Deletions that do not reflect on public records
Deleting charge-offs and unpaid collection accounts can be of great benefit when applying for a mortgage. However, the deleted items will do not show on the public records, meaning that no one will know. Unlike other forms of credit, lenders for real estate acquisition do not merely focus on your credit score. They dig deeper into your credit history.
Outstanding collection accounts cannot hinder you from qualifying for a loan. However, if the credit repair service insists on having the collection account struck off your records, it must be done by the three leading agencies. Also, if you have any outstanding medical collections, you need not worry since the industry exempts such from scrutiny.
Items that go to the public records include:
- Tax Liens
- Child support
Lenders will always search for public records and will discover if you have had any of these. If your credit repair consultant had fought to have them removed from your credit report, the bank will still know that you had them.
In your mortgage application, you will find an array of questions. The financier is interested in finding out whether you filed for bankruptcy. They also want to know about judgments and if you were involved in a lawsuit. Be truthful in your responses because either way, the mortgage company will contract third parties to search the national public records. Any deletions made through the credit repair activity will show up. To avoid running around in circles, look for a credit repair service provider who understands how to prepare consumers with credit issues for mortgages.
The use of credit is as old as human civilization itself. There is proof that Hammurabi, an ancient ruler of Babylon issued rules on the handling of debt and charging interest to defaulters. Negative information can ruin your chances of securing credit. Nothing can be more frustrating to a consumer than being turned away during a mortgage application process. When you reflect on the time, money, and other resources you have utilized, being told that you are not suitable is not only shocking but stressful.

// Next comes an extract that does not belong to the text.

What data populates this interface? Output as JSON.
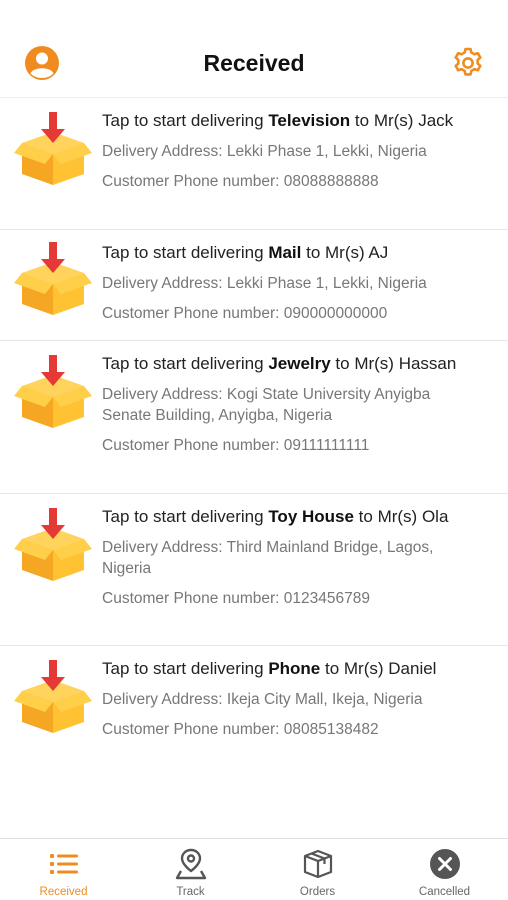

Nonetheless, you must do your research when securing a home loan. Check that you do qualify and if the lender declines your request, seek help and attempt to raise your credit scores. Some matters go into public records even without your knowledge. Also, if a credit bureau deletes them, lenders will still find out. However, you must never ignore credit repair services. Some experts run these agencies, and they are always willing to lend a helping hand.